Hi there, want to read from MongoDB Atlas data to Pyspark.
The read script is from this forum:
from Trademe_MongoDB.Credentials.Credentials import uri
from datetime import datetime
# from motor.motor_asyncio import AsyncIOMotorClient
from Trademe_MongoDB.logger_config import Logger_config
from pyspark.sql import SparkSession
logger = Logger_config().get_logger()
spark = SparkSession.\
config("spark.executor.memory", "1g").\
config("spark.mongodb.read.connection.uri", uri).\
config("spark.jars.packages", "org.mongodb.spark:mongo-spark-connector:10.0.3").\
df = spark.read.format("mongodb").option('database', '1').option('collection', '2').load()
Throwing errors:
The system cannot find the path specified.
Error: Missing application resource.
Traceback (most recent call last):
File "C:\Projects\Web projects\Trademe_MongoDB\Data analysis\Load From Spark.py", line 11, in <module>
spark = SparkSession.\
File "C:\Projects\Web projects\venv\lib\site-packages\pyspark\sql\session.py", line 477, in getOrCreate
sc = SparkContext.getOrCreate(sparkConf)
File "C:\Projects\Web projects\venv\lib\site-packages\pyspark\context.py", line 512, in getOrCreate
SparkContext(conf=conf or SparkConf())
File "C:\Projects\Web projects\venv\lib\site-packages\pyspark\context.py", line 198, in __init__
SparkContext._ensure_initialized(self, gateway=gateway, conf=conf)
File "C:\Projects\Web projects\venv\lib\site-packages\pyspark\context.py", line 432, in _ensure_initialized
SparkContext._gateway = gateway or launch_gateway(conf)

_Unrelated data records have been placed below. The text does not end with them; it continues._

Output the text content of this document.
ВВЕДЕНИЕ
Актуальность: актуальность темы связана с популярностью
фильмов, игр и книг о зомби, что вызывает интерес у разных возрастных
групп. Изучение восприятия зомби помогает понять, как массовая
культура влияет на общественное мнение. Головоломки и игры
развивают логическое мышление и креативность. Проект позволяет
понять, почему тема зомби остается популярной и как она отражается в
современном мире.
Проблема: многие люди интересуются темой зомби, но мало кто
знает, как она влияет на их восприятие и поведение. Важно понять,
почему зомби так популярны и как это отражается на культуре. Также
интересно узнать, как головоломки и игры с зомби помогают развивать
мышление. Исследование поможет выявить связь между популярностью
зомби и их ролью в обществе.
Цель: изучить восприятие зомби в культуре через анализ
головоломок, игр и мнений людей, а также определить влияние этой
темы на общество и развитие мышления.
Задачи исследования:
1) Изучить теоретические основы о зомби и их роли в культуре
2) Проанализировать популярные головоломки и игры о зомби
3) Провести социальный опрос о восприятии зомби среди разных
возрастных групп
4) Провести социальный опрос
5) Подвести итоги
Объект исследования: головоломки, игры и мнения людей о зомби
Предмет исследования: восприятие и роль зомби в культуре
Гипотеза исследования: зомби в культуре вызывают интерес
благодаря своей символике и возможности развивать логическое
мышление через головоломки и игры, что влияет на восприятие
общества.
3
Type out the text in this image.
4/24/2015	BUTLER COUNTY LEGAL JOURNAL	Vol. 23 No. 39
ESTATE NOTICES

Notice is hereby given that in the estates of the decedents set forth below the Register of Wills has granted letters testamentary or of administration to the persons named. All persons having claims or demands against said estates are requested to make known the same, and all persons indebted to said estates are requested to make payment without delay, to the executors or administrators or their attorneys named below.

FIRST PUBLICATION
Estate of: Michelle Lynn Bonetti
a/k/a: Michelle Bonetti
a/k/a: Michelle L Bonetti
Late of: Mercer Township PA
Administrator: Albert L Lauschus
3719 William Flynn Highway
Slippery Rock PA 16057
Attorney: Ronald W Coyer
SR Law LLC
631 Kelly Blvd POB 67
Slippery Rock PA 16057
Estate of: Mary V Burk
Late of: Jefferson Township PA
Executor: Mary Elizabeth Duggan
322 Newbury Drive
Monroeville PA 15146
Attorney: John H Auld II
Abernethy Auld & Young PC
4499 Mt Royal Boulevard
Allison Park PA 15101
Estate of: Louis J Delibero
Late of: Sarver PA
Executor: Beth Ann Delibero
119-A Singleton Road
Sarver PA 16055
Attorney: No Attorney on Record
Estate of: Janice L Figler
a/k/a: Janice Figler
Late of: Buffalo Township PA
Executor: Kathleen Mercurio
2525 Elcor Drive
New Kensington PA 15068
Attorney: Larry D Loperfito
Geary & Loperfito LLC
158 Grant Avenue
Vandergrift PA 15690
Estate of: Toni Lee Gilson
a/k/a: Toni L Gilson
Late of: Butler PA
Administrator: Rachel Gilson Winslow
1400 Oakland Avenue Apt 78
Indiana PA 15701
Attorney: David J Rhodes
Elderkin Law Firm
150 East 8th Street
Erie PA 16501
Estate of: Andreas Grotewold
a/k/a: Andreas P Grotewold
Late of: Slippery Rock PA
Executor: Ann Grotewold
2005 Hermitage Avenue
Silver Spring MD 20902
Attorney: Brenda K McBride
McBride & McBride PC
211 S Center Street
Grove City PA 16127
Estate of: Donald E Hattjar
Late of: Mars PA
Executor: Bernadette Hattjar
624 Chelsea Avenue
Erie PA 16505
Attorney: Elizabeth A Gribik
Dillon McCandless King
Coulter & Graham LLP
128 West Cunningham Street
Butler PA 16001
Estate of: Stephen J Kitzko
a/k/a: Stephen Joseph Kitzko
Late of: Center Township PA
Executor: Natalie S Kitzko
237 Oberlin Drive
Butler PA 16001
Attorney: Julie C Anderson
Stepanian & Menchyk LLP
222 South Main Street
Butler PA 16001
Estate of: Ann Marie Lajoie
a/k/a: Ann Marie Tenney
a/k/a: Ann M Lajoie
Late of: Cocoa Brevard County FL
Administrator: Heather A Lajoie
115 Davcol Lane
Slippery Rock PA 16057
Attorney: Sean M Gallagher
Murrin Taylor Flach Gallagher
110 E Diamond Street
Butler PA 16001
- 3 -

File "C:\Projects\Web projects\venv\lib\site-packages\pyspark\java_gateway.py", line 106, in launch_gateway
raise RuntimeError("Java gateway process exited before sending its port number")
RuntimeError: Java gateway process exited before sending its port number
Process finished with exit code 1
Background: Download Pyspark not hadoop. Spark_home envrioments variabls set up, Java envrionment variables set up. Both can read from system path.